Le cancer, on y laisse des plumes, OK. Et après qu’est-ce qu’on en fait ? Dans le corps comme dans la tête, on n’est plus tout à fait la même… Mais si c’était pour se sentir mieux qu’avant ? Bon, pas comme ça, d’un coup de baguette magique… Cependant c’est possible, ça arrive même souvent : la maladie, après le combat, peut devenir source de renaissance. Bien des aspects de notre vie peuvent être repensés après l’épreuve.

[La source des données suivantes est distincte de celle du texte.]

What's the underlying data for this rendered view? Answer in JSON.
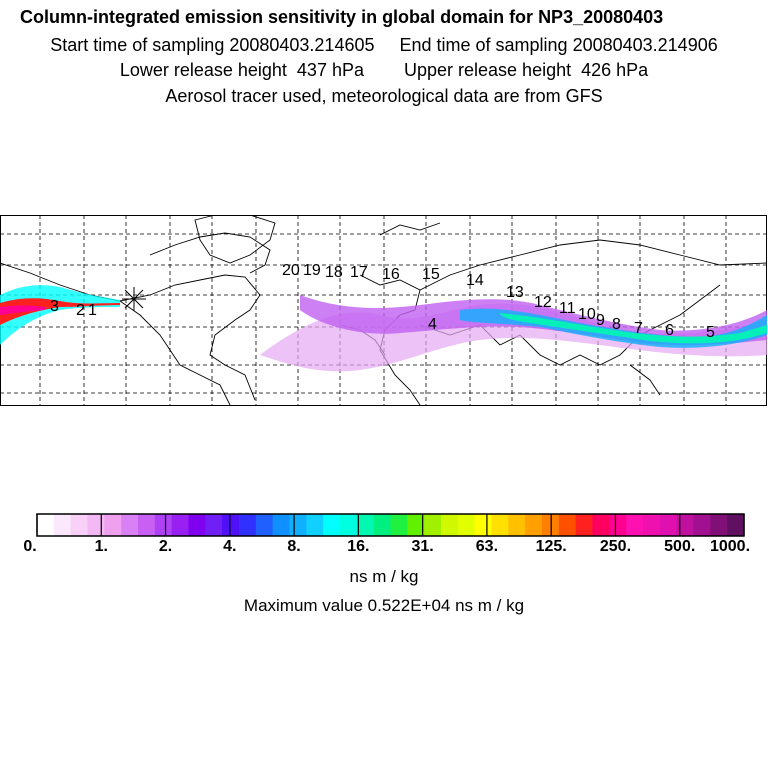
{
  "header": {
    "title": "Column-integrated emission sensitivity in global domain for NP3_20080403",
    "line2": "Start time of sampling 20080403.214605     End time of sampling 20080403.214906",
    "line3": "Lower release height  437 hPa        Upper release height  426 hPa",
    "line4": "Aerosol tracer used, meteorological data are from GFS"
  },
  "map": {
    "trajectory_labels": [
      "20",
      "19",
      "18",
      "17",
      "16",
      "15",
      "14",
      "13",
      "12",
      "11",
      "10",
      "9",
      "8",
      "7",
      "6",
      "5",
      "4",
      "3",
      "2",
      "1"
    ],
    "release_marker": "asterisk-marker"
  },
  "colorbar": {
    "tick_labels": [
      "0.",
      "1.",
      "2.",
      "4.",
      "8.",
      "16.",
      "31.",
      "63.",
      "125.",
      "250.",
      "500.",
      "1000."
    ],
    "colors": [
      "#ffffff",
      "#fce8fc",
      "#f8d0f8",
      "#f4b8f4",
      "#efa0ef",
      "#d880f4",
      "#c860f4",
      "#b040f4",
      "#9820f0",
      "#8000f0",
      "#7020f4",
      "#5010f8",
      "#3030ff",
      "#2060ff",
      "#1090ff",
      "#10b0ff",
      "#10d0ff",
      "#00ffff",
      "#00ffe0",
      "#00f8b0",
      "#00f080",
      "#20f040",
      "#60f000",
      "#a0f000",
      "#d0f800",
      "#e0ff00",
      "#ffff00",
      "#ffe000",
      "#ffc000",
      "#ffa000",
      "#ff8000",
      "#ff5000",
      "#ff2020",
      "#ff0060",
      "#ff0090",
      "#ff10b0",
      "#f010b0",
      "#e010b0",
      "#c010a0",
      "#a01090",
      "#801078",
      "#601060"
    ],
    "unit": "ns m / kg"
  },
  "max_value_text": "Maximum value  0.522E+04 ns m / kg"
}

Alors qu’en est-il de notre sexualité ? Comment renouer avec ce corps chamboulé, retrouver confiance en soi, et sentir de nouveau les papillons du désir et la douce chaleur du plaisir ? Voici 5 conseils testés et approuvés par mes soins, après un cancer du col de l’utérus il y a 2 ans. Pour vous aider à remettre du Q à votre planning de meuf qui ose !
1 – S’accorder du temps pour s’en remettre
Printemps 2022. J’ai fini les traitements il y a 3 mois. Je subis encore les effets secondaires.
La radiothérapie interne a atrophié mon vagin. Et surtout, je ressens les premiers signes de la ménopause chimio-induite : bouffées de chaleur et baisse évidente de libido. D’aucuns diront que je suis impatiente. C’est vrai. Mais surtout j’ai peur… Je sens bien que ma petite flamme intérieure est éteinte. Que j’ai pris dix ans en 6 mois. Et si ça ne revenait pas ? La foi, l’énergie, le courage. On disait de moi que j’étais solaire. Et ça n’est plus moi dans le miroir. Le poids perdu a fait s’écrouler mes seins. Les cernes et les rides se sont creusées. Et je porte encore le boîtier sous-cutané dans lequel on injecte la chimiothérapie à la clavicule droite, entouré de ses soeurs jumelles, les cicatrices. Qui pourra bien encore avoir envie de moi ? Même moi, je n’ai plus envie de moi… Pour ne rien arranger à la déprime, la culpabilité me ronge. « De quoi tu te plains ? Il était tout petit, ce cancer. T’avais pas de métastases, t’as même pas perdu tes cheveux… Bon d’accord, ta poitrine a morflé, mais au moins, toi, t’as gardé tes seins ! Et puis quoi, t’es vivante, non ? Tu vas pas nous emm*** avec ta coquetterie ! ». Ça n’est pas de la coquetterie. C’est la perte de confiance en soi, en son pouvoir de séduction, en ses compétences autres qu’esthétiques (merci au patriarcat et à l’éducation genrée 😒…), en sa capacité à rebondir et à être de nouveau bien dans sa vie sexuelle, pour soi comme pour l’autre. Vais-je en être capable ? De toute façon, je n’ai pas vraiment le choix. Chéridoux est resté. Honnêtement, c’est d’abord pour lui que je relève le défi. À moi, je fais deux promesses : ce sera sans pression et pour mieux encore ! La réappropriation de soi, c’est long… mais c’est bon !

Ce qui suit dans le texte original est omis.